Reading Kevin Drum's post on class-based affirmative action, this bit popped out at me:
Beyond that, there's another benefit: for all the good it does, there's no question that race-based affirmative action has drawbacks as well. It makes employers suspicious of minority graduates, wondering if their degrees were really fairly earned. It provokes a backlash among working class whites. And it's open to abuse on a number of fronts. Class-based programs don't solve all these problems at a stroke, but they go a long way toward addressing them. [Emphasis mine]
I have no doubt that this is true, but I've always found it a little odd. Even if affirmative action were little more than a glorified quota program -- which, it should be said, it isn't -- it's still the case that it only applies at the point of admission. Once in school, affirmative action doesn't give you a better class schedule, provide a more lenient curve or improve your grades; put another way, there are affirmative action students, but there's no such thing as an affirmative action degree. Genuine academic success -- the kind that gets you high marks at elite institutions -- is almost always the product of intelligence and hard work, and it's absurd that some employers would believe otherwise.
That said, this kind of unfounded bias against affirmative action students is almost certainly the product of unconscious biases. You would never see students question the qualifications of a legacy classmate, nor would you see an employer question the value of a degree earned by a legacy graduate. This despite the fact that legacy status is often a huge advantage for prospective students; in 2008, for example, Princeton University admitted a whopping 40 percent of its legacy applicants, an acceptance rate four times higher than the rate of its general applicant pool. At Dartmouth College, which admitted 13.2 percent of its applicants in 2008, its legacy acceptance rate was up to 2 and a half times greater than its general acceptance rate, and on par with its acceptance rate for African Americans.

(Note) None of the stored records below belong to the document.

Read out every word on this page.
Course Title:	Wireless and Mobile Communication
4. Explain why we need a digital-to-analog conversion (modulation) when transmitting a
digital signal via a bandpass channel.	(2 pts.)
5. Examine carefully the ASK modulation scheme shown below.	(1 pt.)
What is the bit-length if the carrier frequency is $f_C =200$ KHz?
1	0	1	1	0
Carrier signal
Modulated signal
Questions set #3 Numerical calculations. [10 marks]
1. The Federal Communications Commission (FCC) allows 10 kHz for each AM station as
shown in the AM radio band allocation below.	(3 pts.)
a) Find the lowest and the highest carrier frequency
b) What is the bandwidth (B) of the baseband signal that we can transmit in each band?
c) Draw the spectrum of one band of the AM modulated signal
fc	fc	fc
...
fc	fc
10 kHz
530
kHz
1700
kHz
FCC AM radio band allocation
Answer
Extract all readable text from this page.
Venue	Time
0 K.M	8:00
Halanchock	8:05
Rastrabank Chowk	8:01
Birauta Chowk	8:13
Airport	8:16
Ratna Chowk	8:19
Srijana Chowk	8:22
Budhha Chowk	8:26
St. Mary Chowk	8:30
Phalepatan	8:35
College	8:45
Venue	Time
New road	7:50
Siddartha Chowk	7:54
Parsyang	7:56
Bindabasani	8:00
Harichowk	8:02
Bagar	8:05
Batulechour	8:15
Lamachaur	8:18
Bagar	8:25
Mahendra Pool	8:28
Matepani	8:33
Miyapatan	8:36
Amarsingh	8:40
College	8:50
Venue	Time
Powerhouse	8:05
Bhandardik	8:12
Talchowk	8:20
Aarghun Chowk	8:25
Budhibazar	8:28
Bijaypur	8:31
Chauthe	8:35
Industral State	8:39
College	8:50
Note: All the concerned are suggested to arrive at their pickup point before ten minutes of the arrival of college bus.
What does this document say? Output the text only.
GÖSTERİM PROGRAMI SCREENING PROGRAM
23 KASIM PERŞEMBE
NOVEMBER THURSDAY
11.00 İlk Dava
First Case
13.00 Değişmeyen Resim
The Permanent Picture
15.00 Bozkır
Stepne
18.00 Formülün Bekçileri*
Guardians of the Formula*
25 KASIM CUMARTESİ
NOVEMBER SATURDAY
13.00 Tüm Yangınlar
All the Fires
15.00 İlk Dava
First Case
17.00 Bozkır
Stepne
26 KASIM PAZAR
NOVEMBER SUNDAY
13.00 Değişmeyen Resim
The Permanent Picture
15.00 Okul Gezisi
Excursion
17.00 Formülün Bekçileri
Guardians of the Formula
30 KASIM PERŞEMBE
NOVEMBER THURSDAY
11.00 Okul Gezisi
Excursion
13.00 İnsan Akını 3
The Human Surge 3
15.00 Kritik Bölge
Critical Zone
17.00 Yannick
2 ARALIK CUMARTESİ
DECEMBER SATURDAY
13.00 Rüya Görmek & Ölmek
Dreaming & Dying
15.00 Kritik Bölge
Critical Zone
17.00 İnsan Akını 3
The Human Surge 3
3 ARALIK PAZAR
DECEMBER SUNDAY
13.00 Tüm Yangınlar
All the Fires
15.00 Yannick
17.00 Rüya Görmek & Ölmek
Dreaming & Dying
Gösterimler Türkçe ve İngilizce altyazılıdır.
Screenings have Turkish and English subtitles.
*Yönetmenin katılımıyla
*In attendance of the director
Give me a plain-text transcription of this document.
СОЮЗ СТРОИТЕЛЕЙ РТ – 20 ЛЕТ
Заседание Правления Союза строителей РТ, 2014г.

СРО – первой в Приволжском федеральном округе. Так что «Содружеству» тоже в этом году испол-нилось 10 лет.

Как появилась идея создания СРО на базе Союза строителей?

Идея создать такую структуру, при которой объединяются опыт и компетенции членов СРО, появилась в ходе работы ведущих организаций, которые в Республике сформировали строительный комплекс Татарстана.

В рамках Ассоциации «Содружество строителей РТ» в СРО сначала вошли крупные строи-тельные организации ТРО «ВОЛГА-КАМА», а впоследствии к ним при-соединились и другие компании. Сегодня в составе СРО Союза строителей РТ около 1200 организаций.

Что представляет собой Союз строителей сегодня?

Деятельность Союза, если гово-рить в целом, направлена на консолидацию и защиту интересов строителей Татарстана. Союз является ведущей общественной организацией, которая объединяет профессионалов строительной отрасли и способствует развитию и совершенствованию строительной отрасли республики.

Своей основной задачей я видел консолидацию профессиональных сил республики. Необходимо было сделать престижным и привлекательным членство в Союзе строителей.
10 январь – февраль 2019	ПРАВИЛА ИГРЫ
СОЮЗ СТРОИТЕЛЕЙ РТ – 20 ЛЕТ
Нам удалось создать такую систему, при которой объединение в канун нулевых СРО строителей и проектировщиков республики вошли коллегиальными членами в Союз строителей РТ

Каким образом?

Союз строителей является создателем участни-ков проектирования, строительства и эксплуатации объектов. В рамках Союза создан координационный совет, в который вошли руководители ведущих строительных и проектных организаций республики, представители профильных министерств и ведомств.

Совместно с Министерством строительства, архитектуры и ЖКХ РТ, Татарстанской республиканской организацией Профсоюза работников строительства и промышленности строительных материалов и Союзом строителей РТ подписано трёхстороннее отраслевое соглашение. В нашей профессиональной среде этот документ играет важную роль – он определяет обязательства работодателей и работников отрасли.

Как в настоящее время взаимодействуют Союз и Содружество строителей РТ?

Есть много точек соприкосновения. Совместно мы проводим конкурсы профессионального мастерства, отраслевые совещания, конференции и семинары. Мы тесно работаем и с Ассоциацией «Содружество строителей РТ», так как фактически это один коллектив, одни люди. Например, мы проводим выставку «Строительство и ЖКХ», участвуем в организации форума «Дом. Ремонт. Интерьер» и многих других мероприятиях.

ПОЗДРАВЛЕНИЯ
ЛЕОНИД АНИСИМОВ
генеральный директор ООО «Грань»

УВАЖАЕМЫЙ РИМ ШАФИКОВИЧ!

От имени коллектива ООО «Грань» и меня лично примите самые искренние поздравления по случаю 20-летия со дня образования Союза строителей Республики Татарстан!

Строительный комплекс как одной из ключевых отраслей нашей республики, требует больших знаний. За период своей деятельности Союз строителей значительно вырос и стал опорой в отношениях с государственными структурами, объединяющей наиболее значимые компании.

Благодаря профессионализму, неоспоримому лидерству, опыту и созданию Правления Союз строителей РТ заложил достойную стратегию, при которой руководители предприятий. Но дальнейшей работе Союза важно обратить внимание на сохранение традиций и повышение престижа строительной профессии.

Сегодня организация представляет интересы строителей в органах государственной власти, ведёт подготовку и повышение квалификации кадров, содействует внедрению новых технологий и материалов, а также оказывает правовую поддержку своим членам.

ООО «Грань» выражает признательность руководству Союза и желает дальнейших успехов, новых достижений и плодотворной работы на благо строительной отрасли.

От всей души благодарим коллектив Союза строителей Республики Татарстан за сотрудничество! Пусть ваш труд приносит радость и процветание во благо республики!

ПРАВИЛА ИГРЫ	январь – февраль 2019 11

That legacy admissions work as de facto affirmative action for the children of privileged whites isn't a secret. It isn't even news; by and large, it's accepted as a normal and mostly inoffensive aspect of our society. We don't question the qualifications of legacies because we mostly expect wealthy white people and their children to be capable and competent. By contrast, we don't expect to see those qualities among minorities; well-spoken black people are often described as "articulate" for the simple reason that we expect otherwise. If affirmative action students are viewed with suspicion, it's because affirmative action gives some people reason to indulge their suspicions about minority ability.
Which gets to a point Adam Serwer made earlier today at his blog; it's not that Americans are particularly offended by affirmative action, it's that we are offended by affirmative action for the "wrong" kind of people.